Keep Your Leaves on Site!

It’s typical for community members to bag their fallen leaves in the fall and putting them out onto the curb to be removed from their gardens; however, exporting leaves from your landscape causes significant energy loss in your system. The trees in our backyards utilize a lot of energy to grow their beautiful canopies every season. In the fall, those leaves are discharged onto the grown where they break down and reenter the system through the soil. When removing leaves from your gardens and home landscapes, the energy utilized in growing and discharging those leaves is lost along with them.

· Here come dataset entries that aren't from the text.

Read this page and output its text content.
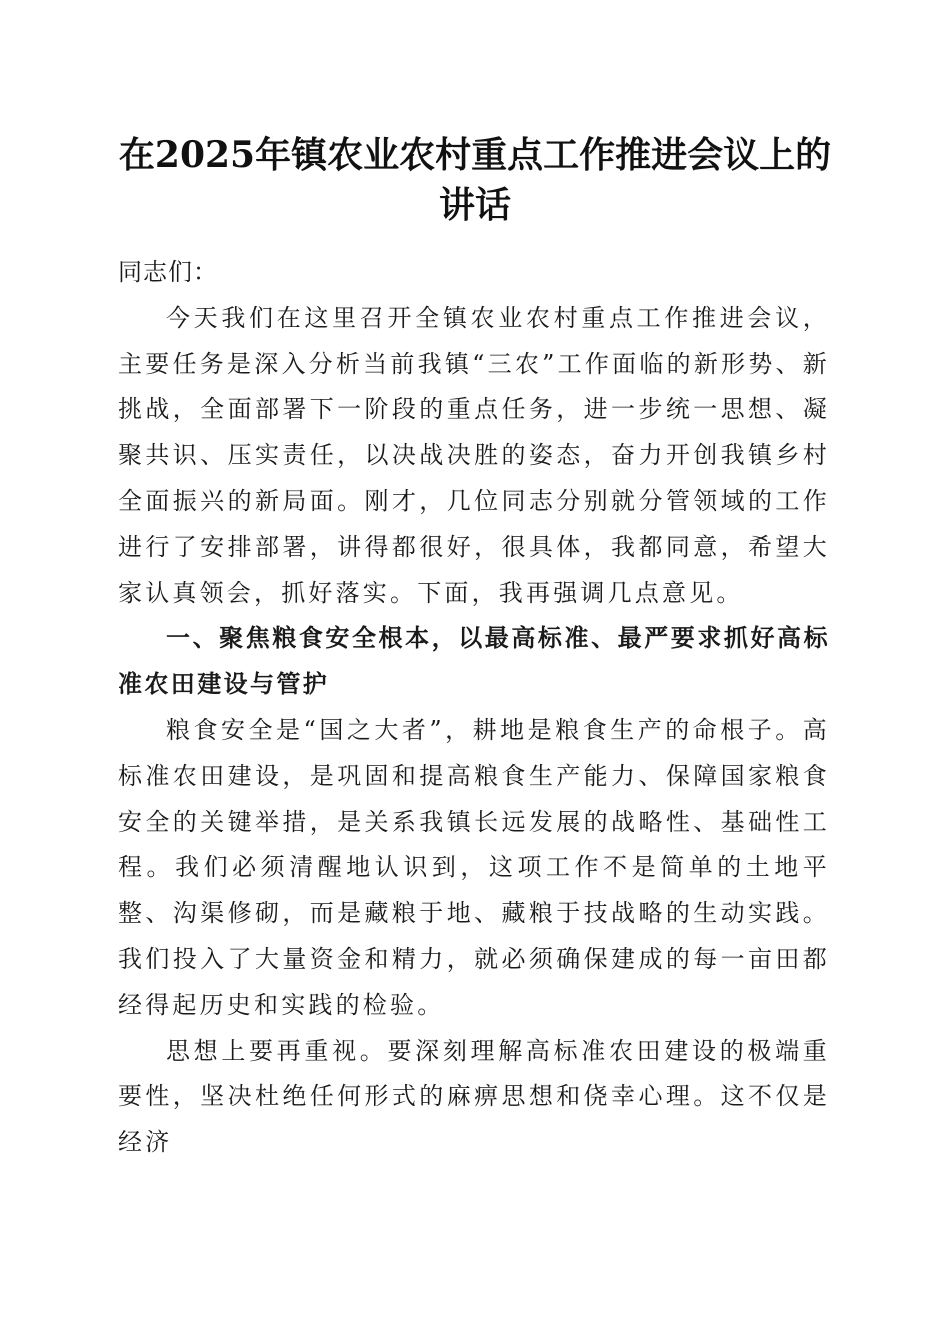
在2025年镇农业农村重点工作推进会议上的
讲话

同志们：

今天我们在这里召开全镇农业农村重点工作推进会议，主要任务是深入分析当前我镇“三农”工作面临的新形势、新挑战，全面部署下一阶段的重点任务，进一步统一思想、凝聚共识、压实责任，以决战决胜的姿态，奋力开创我镇乡村全面振兴的新局面。刚才，几位同志分别就分管领域的工作进行了安排部署，讲得都很好，很具体，我都同意，希望大家认真领会，抓好落实。下面，我再强调几点意见。

一、聚焦粮食安全根本，以最高标准、最严要求抓好高标准农田建设与管护

粮食安全是“国之大者”，耕地是粮食生产的命根子。高标准农田建设，是巩固和提高粮食生产能力、保障国家粮食安全的关键举措，是关系我镇长远发展的战略性、基础性工程。我们必须清醒地认识到，这项工作不是简单的土地平整、沟渠修砌，而是藏粮于地、藏粮于技战略的生动实践。我们投入了大量资金和精力，就必须确保建成的每一亩田都经得起历史和实践的检验。

思想上要再重视。要深刻理解高标准农田建设的极端重要性，坚决杜绝任何形式的麻痹思想和侥幸心理。这不仅是经济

Instead of removing your leaves (and that vital energy) from your system this year, try to find a way to keep your fallen leaves on site. Mulching your leaves, for example, ensures a new replenishment of soil for next year’s season in a natural, normal cycle. A typical leaf pile may take two seasons or more to completely break down. There are ways to expedite this process by shredding the leaves. This can be done with a leaf shredder, weed eater or if you have them, chickens are great at this task. You can also look into composting the leaves over the summer season by mixing with grass clippings. There ae many resources online to better explain the needed ratios of martial and techniques to be successful. Creating mulch and compost from leaves makes for a sustainable system in your home garden in addition to helping eliminate several waste streams from your system.